Here are some excerpts. Go on over to read the whole thing.
Müller: The Congregation is responsible for the promotion of the doctrine of the faith, and not only for its protection. The 1965 reorganisation of the agency has placed this positive aspect in its heart. It is about the promotion of theology and its basis in Revelation, to ensure its quality, and to consider the important intellectual developments on a global scale. We can’t simply and mechanically repeat the doctrine of the faith. It must always be associated with the intellectual developments of the time, the sociological changes, the thinking of people.
It is about a right understanding of the nature and mission of the Church; about finding the right balance between shutting out the world and adapting to it – so that we can truly serve the world in the name of Jesus Christ. -snip-
KNA: Another major topic in Rome is the anniversary of the Council. What do you expect from looking back?
Müller: We do not need a hermeneutic that is imposed upon the Council from outside. It is important to explore the hermeneutic that is included in the Council itself: the hermeneutic of reform in continuity, as the Holy Father has repeatedly underlined. A Council is the execution of the highest magisterium of the Church in the communion of the bishops with the Pope.
In this sense, the Second Vatican Council was a wonderful event, albeit from a somewhat different type than some previous councils. It was its legitimate intention to respond not only to certain errors and correct them, but to provide an overall view of the Catholic faith. It wanted not many individual elements, but the big picture, the great architecture of the present church with large rooms where you can feel at home and gladly live.
KNA: The Council, however, also created problems, for example for the SSPX.
Müller: Everyone who calls himself Catholic, will also have to keep the principles of the Catholic faith. These are not pre-formulated by the CDF or anyone else, but given to us in the Revelation of God in Jesus Christ, which has been entrusted to the Church. One can therefore not simply pick from it what fits in a given structure.
Rather, one must be open to the whole of the Christian faith, the whole profession of faith, the Church’s history and development of her teaching. One must be open to the living Tradition which does not end somewhere – say in 1950 – but goes on.
Some have noticed similarities with the thinking of Karl Rahner in Müller’s theological work (Lehmann had worked with Rahner). In the months when the Pope was considering Müller ‘s candidacy the latter’s link with one of the fathers of the Theology of Freedom, Fr. Gustavo Gutierrez, whose texts were closely examined by the Congregation for the Doctrine of the Faith (which at the time was headed by cardinal Ratzinger) with no sentence or sanction being imposed.The new Prefect of the Congregation for the Doctrine of the Faith experienced Church life first hand, by going to Latin America and spending some time living with the farmers in a parish near Lake Titicaca, on the border with Bolivia.

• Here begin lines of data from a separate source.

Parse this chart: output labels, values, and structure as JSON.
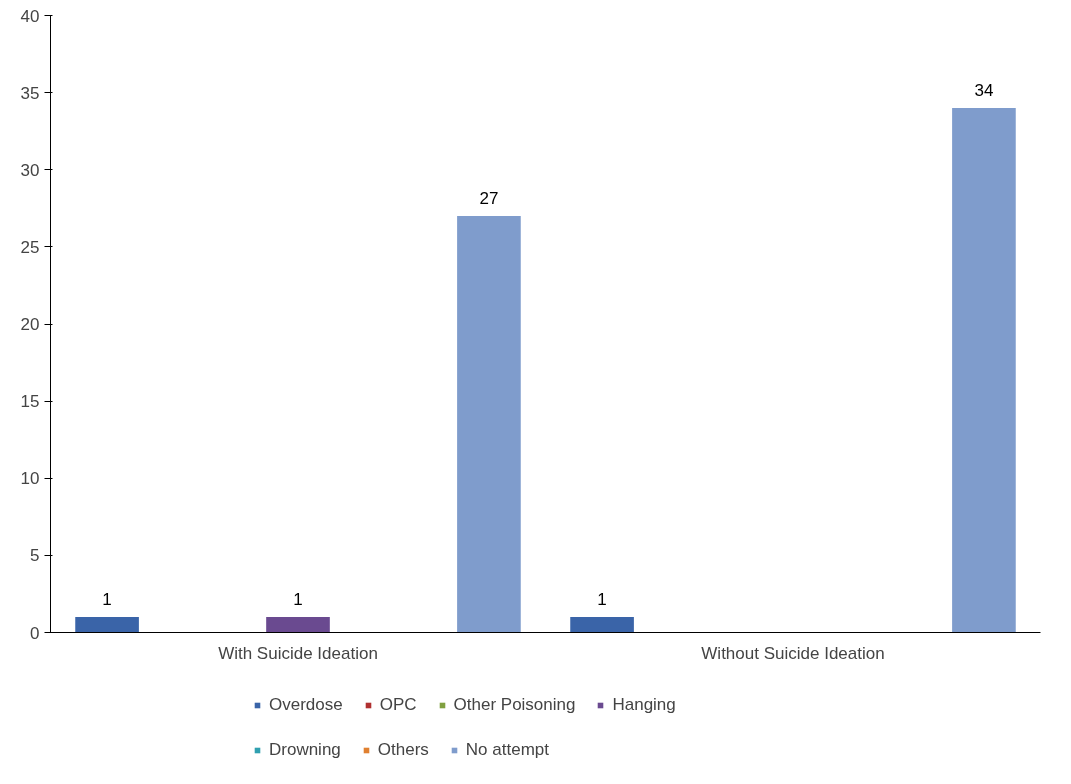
{
  "chart_data": {
    "type": "bar",
    "categories": [
      "With Suicide Ideation",
      "Without Suicide Ideation"
    ],
    "series": [
      {
        "name": "Overdose",
        "color": "#3a64a8",
        "values": [
          1,
          1
        ],
        "value_labels": [
          "1",
          "1"
        ]
      },
      {
        "name": "OPC",
        "color": "#b03030",
        "values": [
          0,
          0
        ],
        "value_labels": [
          null,
          null
        ]
      },
      {
        "name": "Other Poisoning",
        "color": "#80a040",
        "values": [
          0,
          0
        ],
        "value_labels": [
          null,
          null
        ]
      },
      {
        "name": "Hanging",
        "color": "#6a4a90",
        "values": [
          1,
          0
        ],
        "value_labels": [
          "1",
          null
        ]
      },
      {
        "name": "Drowning",
        "color": "#30a0b0",
        "values": [
          0,
          0
        ],
        "value_labels": [
          null,
          null
        ]
      },
      {
        "name": "Others",
        "color": "#e08030",
        "values": [
          0,
          0
        ],
        "value_labels": [
          null,
          null
        ]
      },
      {
        "name": "No attempt",
        "color": "#7f9ccc",
        "values": [
          27,
          34
        ],
        "value_labels": [
          "27",
          "34"
        ]
      }
    ],
    "ylim": [
      0,
      40
    ],
    "yticks": [
      0,
      5,
      10,
      15,
      20,
      25,
      30,
      35,
      40
    ],
    "grid": false,
    "legend": "bottom"
  }
}
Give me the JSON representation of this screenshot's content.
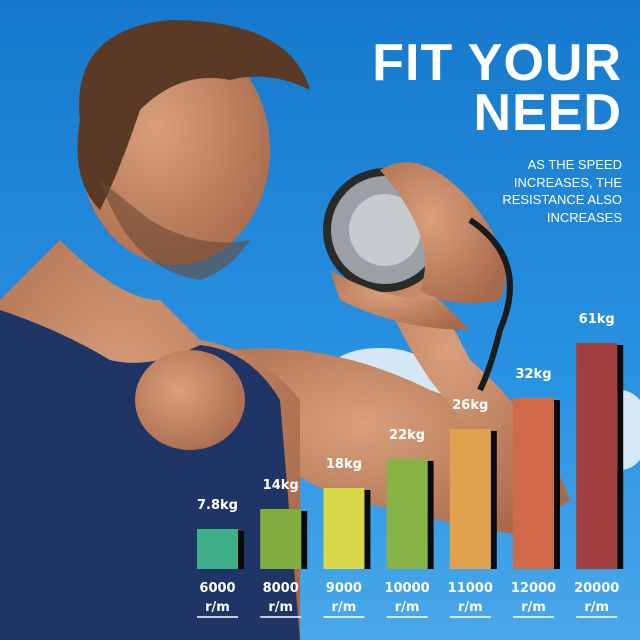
{
  "headline": {
    "line1": "FIT YOUR",
    "line2": "NEED"
  },
  "subtitle": [
    "AS THE SPEED",
    "INCREASES, THE",
    "RESISTANCE ALSO",
    "INCREASES"
  ],
  "chart_data": {
    "type": "bar",
    "categories": [
      "6000",
      "8000",
      "9000",
      "10000",
      "11000",
      "12000",
      "20000"
    ],
    "category_unit": "r/m",
    "values": [
      7.8,
      14,
      18,
      22,
      26,
      32,
      61
    ],
    "value_labels": [
      "7.8kg",
      "14kg",
      "18kg",
      "22kg",
      "26kg",
      "32kg",
      "61kg"
    ],
    "colors": [
      "#3fae8a",
      "#80ad3e",
      "#d8d84a",
      "#87b245",
      "#e0a24c",
      "#d06a48",
      "#a23f3f"
    ],
    "grid": false,
    "axes_visible": false
  }
}
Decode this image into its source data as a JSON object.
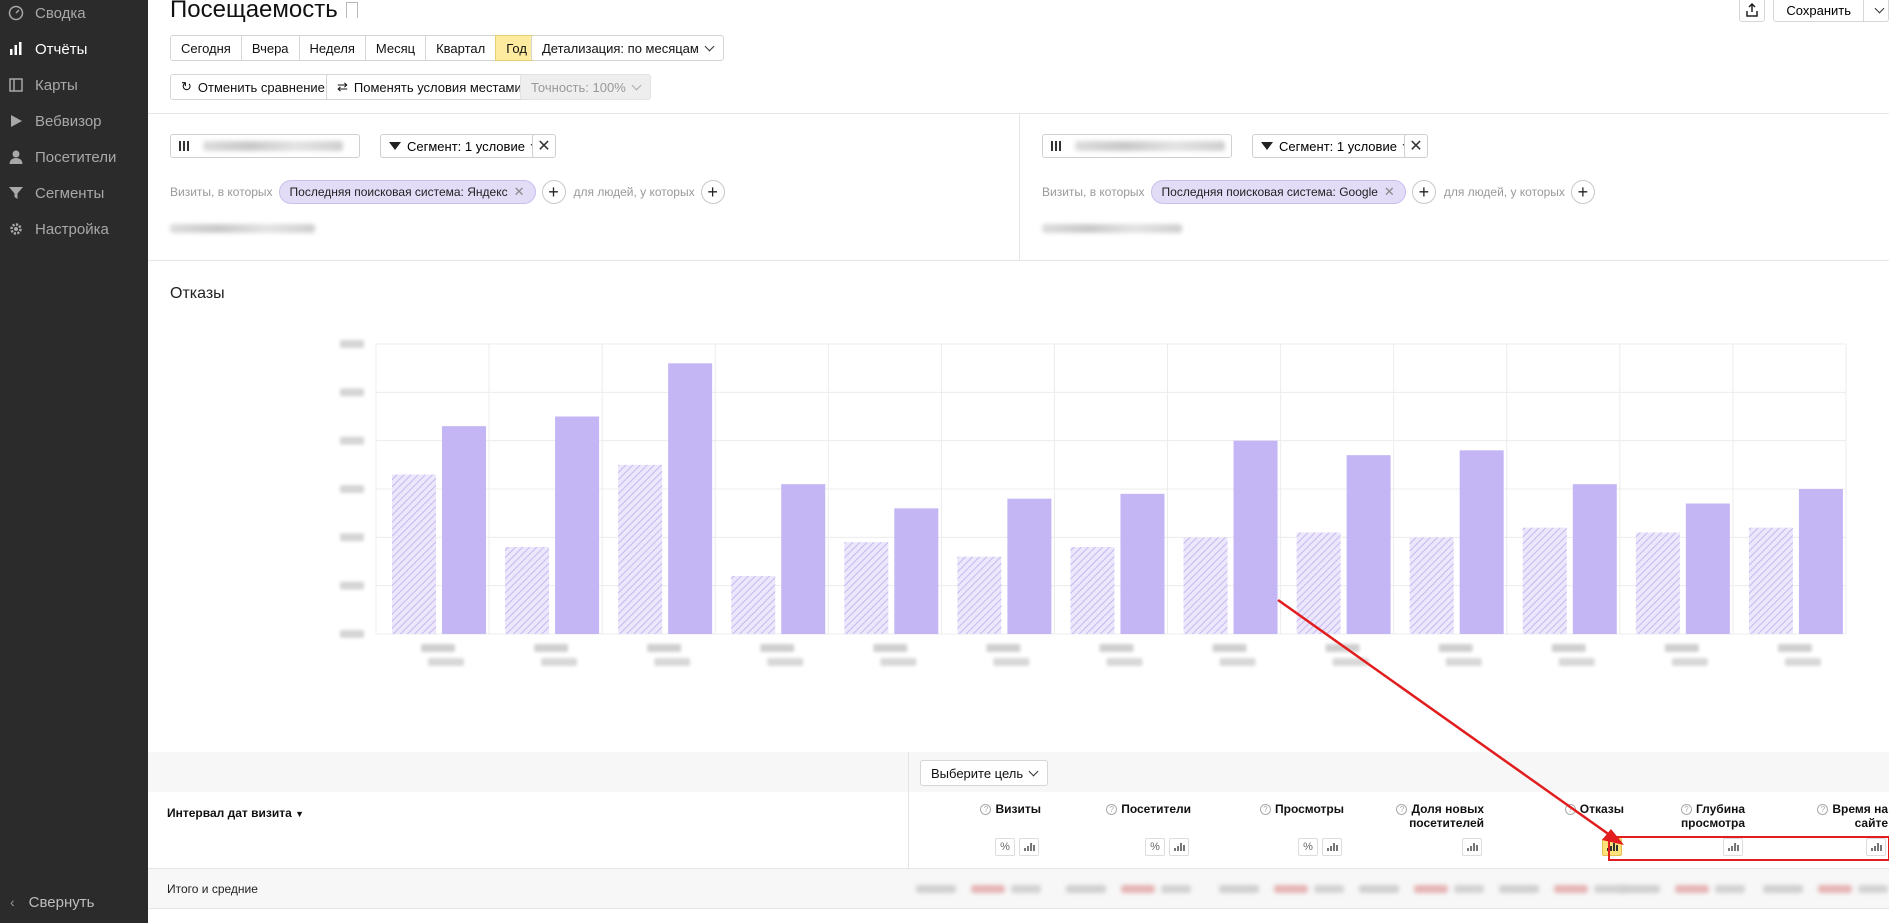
{
  "sidebar": {
    "items": [
      {
        "label": "Сводка",
        "icon": "dashboard-icon",
        "active": false
      },
      {
        "label": "Отчёты",
        "icon": "reports-icon",
        "active": true
      },
      {
        "label": "Карты",
        "icon": "maps-icon",
        "active": false
      },
      {
        "label": "Вебвизор",
        "icon": "play-icon",
        "active": false
      },
      {
        "label": "Посетители",
        "icon": "user-icon",
        "active": false
      },
      {
        "label": "Сегменты",
        "icon": "filter-icon",
        "active": false
      },
      {
        "label": "Настройка",
        "icon": "gear-icon",
        "active": false
      }
    ],
    "collapse_label": "Свернуть"
  },
  "header": {
    "title": "Посещаемость",
    "save_label": "Сохранить"
  },
  "toolbar": {
    "periods": [
      "Сегодня",
      "Вчера",
      "Неделя",
      "Месяц",
      "Квартал",
      "Год"
    ],
    "selected_period": "Год",
    "detail_label": "Детализация: по месяцам",
    "cancel_compare_label": "Отменить сравнение",
    "swap_label": "Поменять условия местами",
    "accuracy_label": "Точность: 100%"
  },
  "segments": {
    "left": {
      "segment_label": "Сегмент: 1 условие",
      "visits_prefix": "Визиты, в которых",
      "condition": "Последняя поисковая система: Яндекс",
      "people_label": "для людей, у которых"
    },
    "right": {
      "segment_label": "Сегмент: 1 условие",
      "visits_prefix": "Визиты, в которых",
      "condition": "Последняя поисковая система: Google",
      "people_label": "для людей, у которых"
    }
  },
  "chart_title": "Отказы",
  "chart_data": {
    "type": "bar",
    "title": "Отказы",
    "categories_count": 13,
    "series": [
      {
        "style": "hatched",
        "values": [
          3.3,
          1.8,
          3.5,
          1.2,
          1.9,
          1.6,
          1.8,
          2.0,
          2.1,
          2.0,
          2.2,
          2.1,
          2.2
        ]
      },
      {
        "style": "solid",
        "values": [
          4.3,
          4.5,
          5.6,
          3.1,
          2.6,
          2.8,
          2.9,
          4.0,
          3.7,
          3.8,
          3.1,
          2.7,
          3.0
        ]
      }
    ],
    "ylim": [
      0,
      6
    ],
    "y_ticks": 7,
    "colors": {
      "solid": "#c4b5f5",
      "hatched": "#d3c9f4"
    },
    "grid": true
  },
  "table": {
    "goal_label": "Выберите цель",
    "date_header": "Интервал дат визита",
    "metrics": [
      {
        "label": "Визиты",
        "percent_btn": true
      },
      {
        "label": "Посетители",
        "percent_btn": true
      },
      {
        "label": "Просмотры",
        "percent_btn": true
      },
      {
        "label": "Доля новых\nпосетителей",
        "percent_btn": false
      },
      {
        "label": "Отказы",
        "percent_btn": false,
        "chart_active": true
      },
      {
        "label": "Глубина\nпросмотра",
        "percent_btn": false
      },
      {
        "label": "Время на\nсайте",
        "percent_btn": false
      }
    ],
    "totals_label": "Итого и средние"
  },
  "annotation": {
    "color": "#e11d1d"
  }
}
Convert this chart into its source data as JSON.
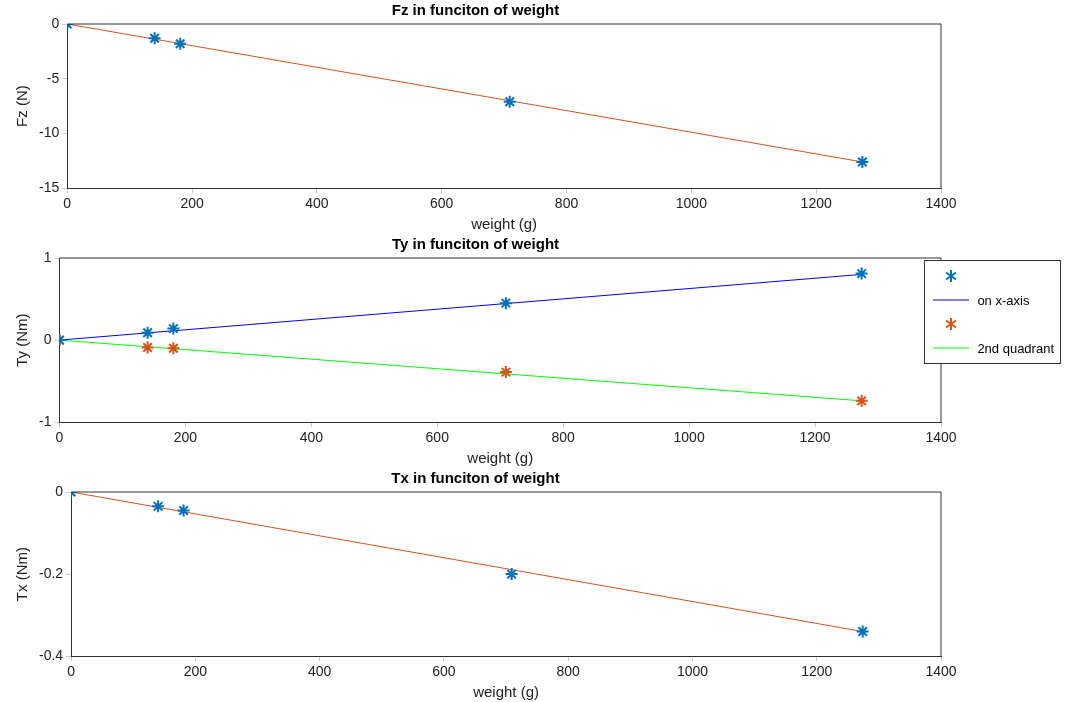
{
  "chart_data": [
    {
      "type": "scatter",
      "title": "Fz in funciton of weight",
      "xlabel": "weight (g)",
      "ylabel": "Fz (N)",
      "xlim": [
        0,
        1400
      ],
      "xticks": [
        0,
        200,
        400,
        600,
        800,
        1000,
        1200,
        1400
      ],
      "ylim": [
        -15,
        0
      ],
      "yticks": [
        -15,
        -10,
        -5,
        0
      ],
      "grid": false,
      "legend": false,
      "series": [
        {
          "marker": "cross",
          "color": "#0072bd",
          "x": [
            0,
            140,
            181,
            709,
            1274
          ],
          "values": [
            0,
            -1.3,
            -1.8,
            -7.1,
            -12.6
          ]
        },
        {
          "type": "line",
          "marker": "none",
          "color": "#d95319",
          "x": [
            0,
            1274
          ],
          "values": [
            0,
            -12.6
          ]
        }
      ]
    },
    {
      "type": "scatter",
      "title": "Ty in funciton of weight",
      "xlabel": "weight (g)",
      "ylabel": "Ty (Nm)",
      "xlim": [
        0,
        1400
      ],
      "xticks": [
        0,
        200,
        400,
        600,
        800,
        1000,
        1200,
        1400
      ],
      "ylim": [
        -1,
        1
      ],
      "yticks": [
        -1,
        0,
        1
      ],
      "grid": false,
      "legend": "top right",
      "series": [
        {
          "marker": "cross",
          "color": "#0072bd",
          "x": [
            0,
            140,
            181,
            709,
            1274
          ],
          "values": [
            0,
            0.09,
            0.14,
            0.45,
            0.81
          ]
        },
        {
          "type": "line",
          "name": "on x-axis",
          "marker": "none",
          "color": "#0000ff",
          "x": [
            0,
            1274
          ],
          "values": [
            0,
            0.8
          ]
        },
        {
          "marker": "cross",
          "color": "#d95319",
          "x": [
            0,
            140,
            181,
            709,
            1274
          ],
          "values": [
            0,
            -0.09,
            -0.1,
            -0.39,
            -0.74
          ]
        },
        {
          "type": "line",
          "name": "2nd quadrant",
          "marker": "none",
          "color": "#00ff00",
          "x": [
            0,
            1274
          ],
          "values": [
            0,
            -0.74
          ]
        }
      ]
    },
    {
      "type": "scatter",
      "title": "Tx in funciton of weight",
      "xlabel": "weight (g)",
      "ylabel": "Tx (Nm)",
      "xlim": [
        0,
        1400
      ],
      "xticks": [
        0,
        200,
        400,
        600,
        800,
        1000,
        1200,
        1400
      ],
      "ylim": [
        -0.4,
        0
      ],
      "yticks": [
        -0.4,
        -0.2,
        0
      ],
      "grid": false,
      "legend": false,
      "series": [
        {
          "marker": "cross",
          "color": "#0072bd",
          "x": [
            0,
            140,
            181,
            709,
            1274
          ],
          "values": [
            0,
            -0.035,
            -0.045,
            -0.2,
            -0.34
          ]
        },
        {
          "type": "line",
          "marker": "none",
          "color": "#d95319",
          "x": [
            0,
            1274
          ],
          "values": [
            0,
            -0.34
          ]
        }
      ]
    }
  ]
}
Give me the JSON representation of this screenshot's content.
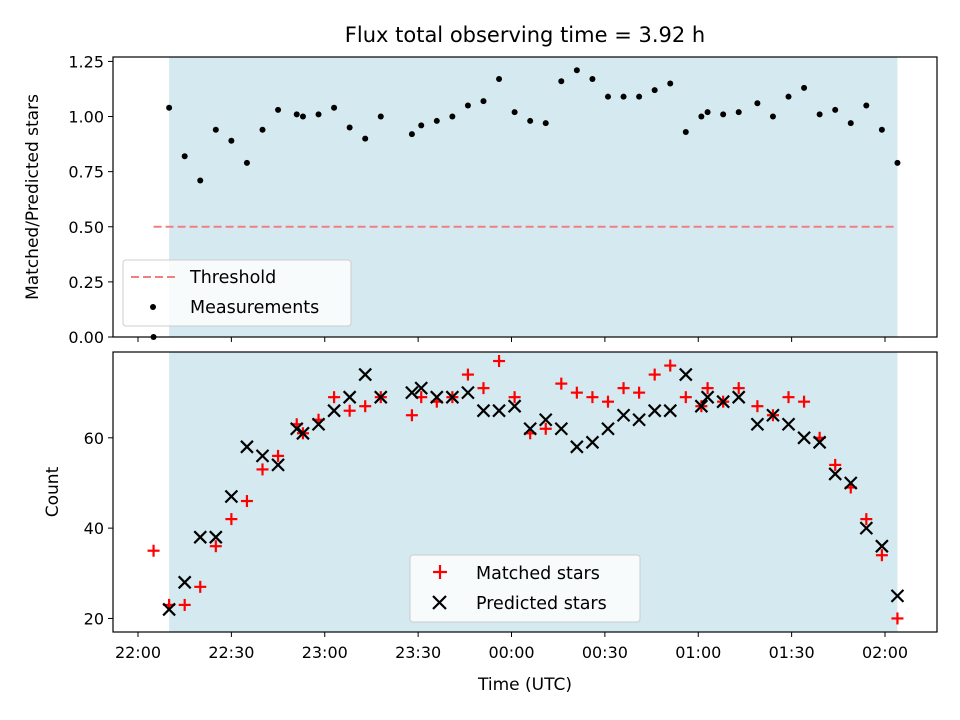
{
  "chart_data": [
    {
      "type": "scatter",
      "title": "Flux total observing time = 3.92 h",
      "xlabel": "",
      "ylabel": "Matched/Predicted stars",
      "ylim": [
        0,
        1.27
      ],
      "yticks": [
        "0.00",
        "0.25",
        "0.50",
        "0.75",
        "1.00",
        "1.25"
      ],
      "shaded_span": [
        "22:10",
        "02:04"
      ],
      "shaded_color": "#d4eaf0",
      "legend": {
        "placement": "lower-left",
        "entries": [
          "Threshold",
          "Measurements"
        ]
      },
      "threshold": {
        "name": "Threshold",
        "value": 0.5,
        "x_start": "22:05",
        "x_end": "02:04",
        "color": "#f08080",
        "style": "dashed"
      },
      "series": [
        {
          "name": "Measurements",
          "color": "#000000",
          "marker": "dot",
          "x": [
            "22:05",
            "22:10",
            "22:15",
            "22:20",
            "22:25",
            "22:30",
            "22:35",
            "22:40",
            "22:45",
            "22:51",
            "22:53",
            "22:58",
            "23:03",
            "23:08",
            "23:13",
            "23:18",
            "23:28",
            "23:31",
            "23:36",
            "23:41",
            "23:46",
            "23:51",
            "23:56",
            "00:01",
            "00:06",
            "00:11",
            "00:16",
            "00:21",
            "00:26",
            "00:31",
            "00:36",
            "00:41",
            "00:46",
            "00:51",
            "00:56",
            "01:01",
            "01:03",
            "01:08",
            "01:13",
            "01:19",
            "01:24",
            "01:29",
            "01:34",
            "01:39",
            "01:44",
            "01:49",
            "01:54",
            "01:59",
            "02:04"
          ],
          "values": [
            0.0,
            1.04,
            0.82,
            0.71,
            0.94,
            0.89,
            0.79,
            0.94,
            1.03,
            1.01,
            1.0,
            1.01,
            1.04,
            0.95,
            0.9,
            1.0,
            0.92,
            0.96,
            0.98,
            1.0,
            1.05,
            1.07,
            1.17,
            1.02,
            0.98,
            0.97,
            1.16,
            1.21,
            1.17,
            1.09,
            1.09,
            1.09,
            1.12,
            1.15,
            0.93,
            1.0,
            1.02,
            1.01,
            1.02,
            1.06,
            1.0,
            1.09,
            1.13,
            1.01,
            1.03,
            0.97,
            1.05,
            0.94,
            0.79
          ]
        }
      ]
    },
    {
      "type": "scatter",
      "title": "",
      "xlabel": "Time (UTC)",
      "ylabel": "Count",
      "ylim": [
        17,
        79
      ],
      "yticks": [
        "20",
        "40",
        "60"
      ],
      "xticks": [
        "22:00",
        "22:30",
        "23:00",
        "23:30",
        "00:00",
        "00:30",
        "01:00",
        "01:30",
        "02:00"
      ],
      "legend": {
        "placement": "lower-center",
        "entries": [
          "Matched stars",
          "Predicted stars"
        ]
      },
      "series": [
        {
          "name": "Matched stars",
          "color": "#ff0000",
          "marker": "plus",
          "x": [
            "22:05",
            "22:10",
            "22:15",
            "22:20",
            "22:25",
            "22:30",
            "22:35",
            "22:40",
            "22:45",
            "22:51",
            "22:53",
            "22:58",
            "23:03",
            "23:08",
            "23:13",
            "23:18",
            "23:28",
            "23:31",
            "23:36",
            "23:41",
            "23:46",
            "23:51",
            "23:56",
            "00:01",
            "00:06",
            "00:11",
            "00:16",
            "00:21",
            "00:26",
            "00:31",
            "00:36",
            "00:41",
            "00:46",
            "00:51",
            "00:56",
            "01:01",
            "01:03",
            "01:08",
            "01:13",
            "01:19",
            "01:24",
            "01:29",
            "01:34",
            "01:39",
            "01:44",
            "01:49",
            "01:54",
            "01:59",
            "02:04"
          ],
          "values": [
            35,
            23,
            23,
            27,
            36,
            42,
            46,
            53,
            56,
            63,
            61,
            64,
            69,
            66,
            67,
            69,
            65,
            69,
            68,
            69,
            74,
            71,
            77,
            69,
            61,
            62,
            72,
            70,
            69,
            68,
            71,
            70,
            74,
            76,
            69,
            67,
            71,
            68,
            71,
            67,
            65,
            69,
            68,
            60,
            54,
            49,
            42,
            34,
            20
          ]
        },
        {
          "name": "Predicted stars",
          "color": "#000000",
          "marker": "x",
          "x": [
            "22:10",
            "22:15",
            "22:20",
            "22:25",
            "22:30",
            "22:35",
            "22:40",
            "22:45",
            "22:51",
            "22:53",
            "22:58",
            "23:03",
            "23:08",
            "23:13",
            "23:18",
            "23:28",
            "23:31",
            "23:36",
            "23:41",
            "23:46",
            "23:51",
            "23:56",
            "00:01",
            "00:06",
            "00:11",
            "00:16",
            "00:21",
            "00:26",
            "00:31",
            "00:36",
            "00:41",
            "00:46",
            "00:51",
            "00:56",
            "01:01",
            "01:03",
            "01:08",
            "01:13",
            "01:19",
            "01:24",
            "01:29",
            "01:34",
            "01:39",
            "01:44",
            "01:49",
            "01:54",
            "01:59",
            "02:04"
          ],
          "values": [
            22,
            28,
            38,
            38,
            47,
            58,
            56,
            54,
            62,
            61,
            63,
            66,
            69,
            74,
            69,
            70,
            71,
            69,
            69,
            70,
            66,
            66,
            67,
            62,
            64,
            62,
            58,
            59,
            62,
            65,
            64,
            66,
            66,
            74,
            67,
            69,
            68,
            69,
            63,
            65,
            63,
            60,
            59,
            52,
            50,
            40,
            36,
            25
          ]
        }
      ]
    }
  ]
}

Those who met him insist that Müller was never showed any excessive support for new movements. However, he did not express any particular fondness for the Society of St. Pius X. The new Prefect, formerly a member of the Congregation, kept track of developments in the dialogue with the Lefebvrians, which has now reached a critical point: Now that Müller is President of the Pontifical Commission Ecclesia Dei, he will be directly involved in negotiations with the Fraternity. The Bishop of Regensburg is also an expert on ecumenical matters: up until now he was President of the German Bishops Conference’s Ecumenism Commission. He is also the editor of Ratzinger’s Opera Omnia.
The new Prefect of the Congregation for the Doctrine of the Faith is quite a timid man, a personality trait which is sometimes mistaken for abruptness in his relations with collaborators. Müller chose “Dominus Jesus” (Jesus is the Lord) as the motto for his bishop’s coat of arms. The phrase comes from Saint Paul’s Letter to the Romans, which is also the title of the declaration on the saving unity of Christ promoted by John Paul II and fostered by the then cardinal Joseph Ratzinger, back in 2000.